After fitting the model using MCMC we can use it to analyse the data. Before we use the model to draw any conclusions we validate that it captures the data well with a posterior predictive check.

Figure 3: Posterior prediction check. The predictions capture the emprical distribution nicely.

Figure 3: Posterior prediction check. The predictions capture the emprical distribution nicely.

Behind the scenes I have also checked effective sample size, R-hat, and trace plots, and they look good. We can now look at e.g. feature importance by looking at the posterior betas.

Figure 4: Feature importance (in log-odds). Betas are indexed [feature number, wine type]. A wine type of 0 means white, and 1 means red.

Figure 4: Feature importance (in log-odds). Betas are indexed [feature number, wine type]. A wine type of 0 means white, and 1 means red.

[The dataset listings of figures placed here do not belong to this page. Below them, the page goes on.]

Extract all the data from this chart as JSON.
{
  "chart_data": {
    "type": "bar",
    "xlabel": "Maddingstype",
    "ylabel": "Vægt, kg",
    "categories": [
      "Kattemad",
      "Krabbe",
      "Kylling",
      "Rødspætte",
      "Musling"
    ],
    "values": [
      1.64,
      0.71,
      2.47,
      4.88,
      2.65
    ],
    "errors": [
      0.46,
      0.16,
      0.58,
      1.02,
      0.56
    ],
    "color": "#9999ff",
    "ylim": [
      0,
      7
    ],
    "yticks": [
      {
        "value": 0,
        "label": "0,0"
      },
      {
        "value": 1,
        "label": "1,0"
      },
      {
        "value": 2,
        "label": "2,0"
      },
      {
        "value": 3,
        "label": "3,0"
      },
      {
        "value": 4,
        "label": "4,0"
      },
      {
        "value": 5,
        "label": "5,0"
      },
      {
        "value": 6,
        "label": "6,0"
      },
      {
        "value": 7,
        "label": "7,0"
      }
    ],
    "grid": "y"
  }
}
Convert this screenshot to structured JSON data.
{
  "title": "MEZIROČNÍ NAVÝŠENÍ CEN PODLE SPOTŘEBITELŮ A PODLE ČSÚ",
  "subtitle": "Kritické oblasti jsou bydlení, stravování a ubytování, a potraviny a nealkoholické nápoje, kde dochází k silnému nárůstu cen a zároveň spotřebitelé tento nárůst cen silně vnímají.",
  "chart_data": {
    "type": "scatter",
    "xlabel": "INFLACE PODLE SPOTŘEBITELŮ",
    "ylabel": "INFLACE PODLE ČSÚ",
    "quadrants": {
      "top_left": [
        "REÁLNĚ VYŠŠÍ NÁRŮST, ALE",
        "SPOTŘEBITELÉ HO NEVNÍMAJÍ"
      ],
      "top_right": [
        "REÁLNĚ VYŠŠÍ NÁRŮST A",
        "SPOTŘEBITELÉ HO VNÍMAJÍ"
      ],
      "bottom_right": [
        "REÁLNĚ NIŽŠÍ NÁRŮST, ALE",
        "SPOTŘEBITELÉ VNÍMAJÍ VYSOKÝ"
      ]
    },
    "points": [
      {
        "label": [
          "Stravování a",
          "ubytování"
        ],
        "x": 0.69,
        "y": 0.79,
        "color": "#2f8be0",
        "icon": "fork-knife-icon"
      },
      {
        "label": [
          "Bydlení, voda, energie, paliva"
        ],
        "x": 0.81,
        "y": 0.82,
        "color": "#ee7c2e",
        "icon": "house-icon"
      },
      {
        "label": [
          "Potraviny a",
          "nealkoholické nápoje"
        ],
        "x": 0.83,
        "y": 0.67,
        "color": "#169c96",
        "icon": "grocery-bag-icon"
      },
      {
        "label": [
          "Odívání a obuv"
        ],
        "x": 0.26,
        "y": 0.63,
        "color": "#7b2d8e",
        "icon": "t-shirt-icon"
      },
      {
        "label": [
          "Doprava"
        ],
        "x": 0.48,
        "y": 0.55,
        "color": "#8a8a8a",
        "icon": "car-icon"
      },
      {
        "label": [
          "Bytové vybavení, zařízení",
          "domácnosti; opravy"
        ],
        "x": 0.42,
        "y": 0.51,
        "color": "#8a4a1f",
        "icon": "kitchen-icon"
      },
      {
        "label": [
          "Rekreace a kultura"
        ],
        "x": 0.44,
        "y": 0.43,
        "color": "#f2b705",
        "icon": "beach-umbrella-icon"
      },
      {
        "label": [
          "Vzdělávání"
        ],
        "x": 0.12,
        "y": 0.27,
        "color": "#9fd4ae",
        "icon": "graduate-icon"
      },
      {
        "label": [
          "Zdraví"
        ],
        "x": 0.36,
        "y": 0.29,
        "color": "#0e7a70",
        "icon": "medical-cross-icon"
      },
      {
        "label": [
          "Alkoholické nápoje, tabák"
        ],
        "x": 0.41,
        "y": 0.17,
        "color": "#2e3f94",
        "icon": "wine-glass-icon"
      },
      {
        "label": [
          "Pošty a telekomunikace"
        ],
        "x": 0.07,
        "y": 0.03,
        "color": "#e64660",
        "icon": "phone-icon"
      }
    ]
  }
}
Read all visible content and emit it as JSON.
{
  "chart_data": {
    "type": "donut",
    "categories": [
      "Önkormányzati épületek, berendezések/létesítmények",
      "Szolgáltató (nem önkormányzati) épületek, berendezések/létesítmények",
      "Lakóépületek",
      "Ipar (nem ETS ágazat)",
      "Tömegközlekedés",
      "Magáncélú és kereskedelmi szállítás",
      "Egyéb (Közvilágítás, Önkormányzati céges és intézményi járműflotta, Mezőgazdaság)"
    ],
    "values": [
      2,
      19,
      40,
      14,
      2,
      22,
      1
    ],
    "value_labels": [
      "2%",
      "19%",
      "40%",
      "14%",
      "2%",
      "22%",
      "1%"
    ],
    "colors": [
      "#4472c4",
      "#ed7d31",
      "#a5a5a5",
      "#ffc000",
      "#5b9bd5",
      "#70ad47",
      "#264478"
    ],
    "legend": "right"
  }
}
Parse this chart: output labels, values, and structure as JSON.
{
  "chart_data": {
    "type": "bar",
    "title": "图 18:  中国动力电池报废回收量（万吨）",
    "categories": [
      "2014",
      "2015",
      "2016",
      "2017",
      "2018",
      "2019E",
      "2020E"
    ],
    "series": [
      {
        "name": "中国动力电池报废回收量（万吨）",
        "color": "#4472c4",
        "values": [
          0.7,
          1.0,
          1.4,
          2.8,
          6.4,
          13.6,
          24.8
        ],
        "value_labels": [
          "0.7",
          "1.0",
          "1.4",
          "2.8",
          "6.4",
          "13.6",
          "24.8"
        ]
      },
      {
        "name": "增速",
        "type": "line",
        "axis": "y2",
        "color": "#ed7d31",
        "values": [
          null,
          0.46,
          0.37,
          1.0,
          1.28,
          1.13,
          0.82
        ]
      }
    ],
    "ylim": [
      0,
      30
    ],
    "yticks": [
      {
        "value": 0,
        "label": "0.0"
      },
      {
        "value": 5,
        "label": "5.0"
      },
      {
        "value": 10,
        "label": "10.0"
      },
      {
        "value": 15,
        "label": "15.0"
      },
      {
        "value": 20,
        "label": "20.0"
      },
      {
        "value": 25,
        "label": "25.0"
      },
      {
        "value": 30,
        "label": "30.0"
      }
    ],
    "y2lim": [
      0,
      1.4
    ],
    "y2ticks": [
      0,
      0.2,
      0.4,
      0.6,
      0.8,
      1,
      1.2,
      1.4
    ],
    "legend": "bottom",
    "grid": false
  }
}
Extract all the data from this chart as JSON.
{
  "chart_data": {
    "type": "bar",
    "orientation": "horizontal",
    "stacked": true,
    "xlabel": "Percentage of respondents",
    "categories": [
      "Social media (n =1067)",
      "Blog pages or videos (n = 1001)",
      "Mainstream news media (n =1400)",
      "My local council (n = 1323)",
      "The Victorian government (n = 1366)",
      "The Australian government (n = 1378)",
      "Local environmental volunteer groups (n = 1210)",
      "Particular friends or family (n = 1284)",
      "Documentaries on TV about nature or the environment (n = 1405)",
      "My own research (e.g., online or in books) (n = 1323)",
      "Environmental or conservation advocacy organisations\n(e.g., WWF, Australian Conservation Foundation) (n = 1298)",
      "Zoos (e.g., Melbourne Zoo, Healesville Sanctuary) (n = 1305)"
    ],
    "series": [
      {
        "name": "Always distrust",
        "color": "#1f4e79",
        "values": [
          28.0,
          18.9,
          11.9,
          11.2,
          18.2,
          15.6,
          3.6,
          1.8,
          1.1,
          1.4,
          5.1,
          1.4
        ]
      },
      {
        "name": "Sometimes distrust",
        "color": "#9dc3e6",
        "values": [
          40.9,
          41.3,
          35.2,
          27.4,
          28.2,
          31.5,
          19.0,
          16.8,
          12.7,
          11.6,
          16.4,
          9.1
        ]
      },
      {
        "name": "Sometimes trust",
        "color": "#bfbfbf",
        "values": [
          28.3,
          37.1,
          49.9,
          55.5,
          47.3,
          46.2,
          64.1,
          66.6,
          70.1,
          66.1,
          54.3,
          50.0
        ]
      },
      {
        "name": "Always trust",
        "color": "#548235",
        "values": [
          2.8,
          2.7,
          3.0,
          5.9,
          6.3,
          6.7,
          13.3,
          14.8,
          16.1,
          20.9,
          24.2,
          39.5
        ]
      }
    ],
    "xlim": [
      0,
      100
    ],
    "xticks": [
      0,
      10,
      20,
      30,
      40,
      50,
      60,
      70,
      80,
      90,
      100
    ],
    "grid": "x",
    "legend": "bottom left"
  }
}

There are plenty of insights to find here. For instance, we see that having high density (feature 7) negative impacts quality (this is especially noticable for white wine). We also see that alcohol (feature 10) has a positive effect (higher for red wine) on quality.

Feature importance could be computed with a regular linear regression, but since we used an ordinal model we can also plot the posterior cutpoints. These reveal that the biggest leap in quality happens between quality scores 5 and 6. Scores above 6 are not systematically different, and the same is true for scores below 5.

Figure 5: Posterior cut points with 0.95 HPDI as black bars. The biggest increase in underlying quality happens between quality scores 5 and 6.

Figure 5: Posterior cut points with 0.95 HPDI as black bars. The biggest increase in underlying quality happens between quality scores 5 and 6.

Closing remarks

After reading this you hopefully see the value of ordinal regression models. If the target variables are ordinal, they should be preferred to linear regression models, as they allow for varying ‘distance’ between target labels, while ensuring correct ordering. Using this with probabilistic programming languages such as numpyro is straightforward and very flexible.

As always, the code is available on GitHub. Thanks for reading!